Kennedy v. Texas Pardons & Paroles
This text of 136 F. App'x 712 (Kennedy v. Texas Pardons & Paroles) is published on Counsel Stack Legal Research, covering Court of Appeals for the Fifth Circuit primary law. Counsel Stack provides free access to over 12 million legal documents including statutes, case law, regulations, and constitutions.
Opinion
ON REMAND FROM THE SUPREME COURT OF THE UNITED STATES
This court affirmed on alternate grounds the dismissal of a 42 U.S.C. § 1983 lawsuit filed by Karsten Grant Kennedy, Texas prisoner # 1036345. Kennedy v. Texas Pardons and Paroles, 111 Fed.Appx. 219 (5th Cir.2004)(No. 04-10428)(per curiam). The Supreme Court vacated and remanded for further consideration in light of Wilkinson v. Dotson, — U.S.-, 125 S.Ct. 1242, 161 L.Ed.2d 253 (2005). Kennedy v. Texas Board of Pardons and Paroles, — U.S.-, 125 S.Ct. 1637, 161 L.Ed.2d 474 (2005).

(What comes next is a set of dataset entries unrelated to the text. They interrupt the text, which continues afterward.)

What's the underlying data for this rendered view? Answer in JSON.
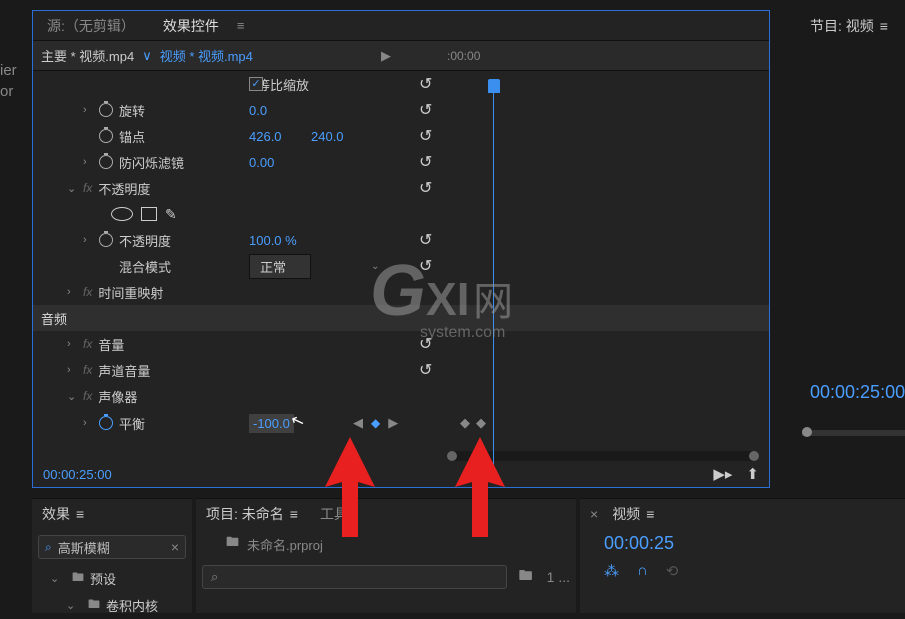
{
  "left_edge": "ier\nor",
  "tabs": {
    "source": "源:（无剪辑）",
    "effect_controls": "效果控件"
  },
  "clip": {
    "master": "主要 * 视频.mp4",
    "sequence": "视频 * 视频.mp4",
    "timeruler": ":00:00"
  },
  "props": {
    "uniform_scale": "等比缩放",
    "rotation": {
      "label": "旋转",
      "value": "0.0"
    },
    "anchor": {
      "label": "锚点",
      "x": "426.0",
      "y": "240.0"
    },
    "antiflicker": {
      "label": "防闪烁滤镜",
      "value": "0.00"
    },
    "opacity_section": "不透明度",
    "opacity": {
      "label": "不透明度",
      "value": "100.0 %"
    },
    "blend": {
      "label": "混合模式",
      "value": "正常"
    },
    "time_remap": "时间重映射",
    "audio_section": "音频",
    "volume": "音量",
    "channel_volume": "声道音量",
    "panner": "声像器",
    "balance": {
      "label": "平衡",
      "value": "-100.0"
    }
  },
  "footer": {
    "time": "00:00:25:00"
  },
  "program": {
    "tab": "节目: 视频",
    "time": "00:00:25:00"
  },
  "effects": {
    "tab": "效果",
    "search": "高斯模糊",
    "preset": "预设",
    "conv": "卷积内核"
  },
  "project": {
    "tab": "项目: 未命名",
    "tools_tab": "工具",
    "file": "未命名.prproj",
    "count": "1 ..."
  },
  "timeline": {
    "tab": "视频",
    "time": "00:00:25"
  },
  "watermark": {
    "g": "G",
    "xi": "XI",
    "wang": "网",
    "sub": "system.com"
  }
}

In Wilkinson, the Supreme Court repeated its long-held conclusion that prisoners must challenge parole proceedings in habeas if “they seek to invalidate the duration of their confinement — either directly through an injunction compelling speedier release or indirectly through a judicial determination that necessarily implies the unlawfulness of the State’s custody.” 125 S.Ct. at 1247. In the instant case, Kennedy requested that the courts “force compliance of release, through injunctive relief, as well as declaratory relief.” Because Kennedy is requesting immediate or speedier release to mandatory supervision, his claims are properly presented in habeas. See Wilkinson, 125 S.Ct. at 1247; see also Cook v. Texas Dep’t of Crim. Justice Transitional Planning Dep’t, 37 F.3d 166, 169 (5th Cir.1994). The judgment of the district court dismissing Kennedy’s 42 U.S.C. § 1983 action is AFFIRMED.
Pursuant to 5th Cir. R. 47.5, the court has determined that this opinion should not be published and is not precedent except under the limited circumstances set forth in 5th Cir. R. 47.5.4.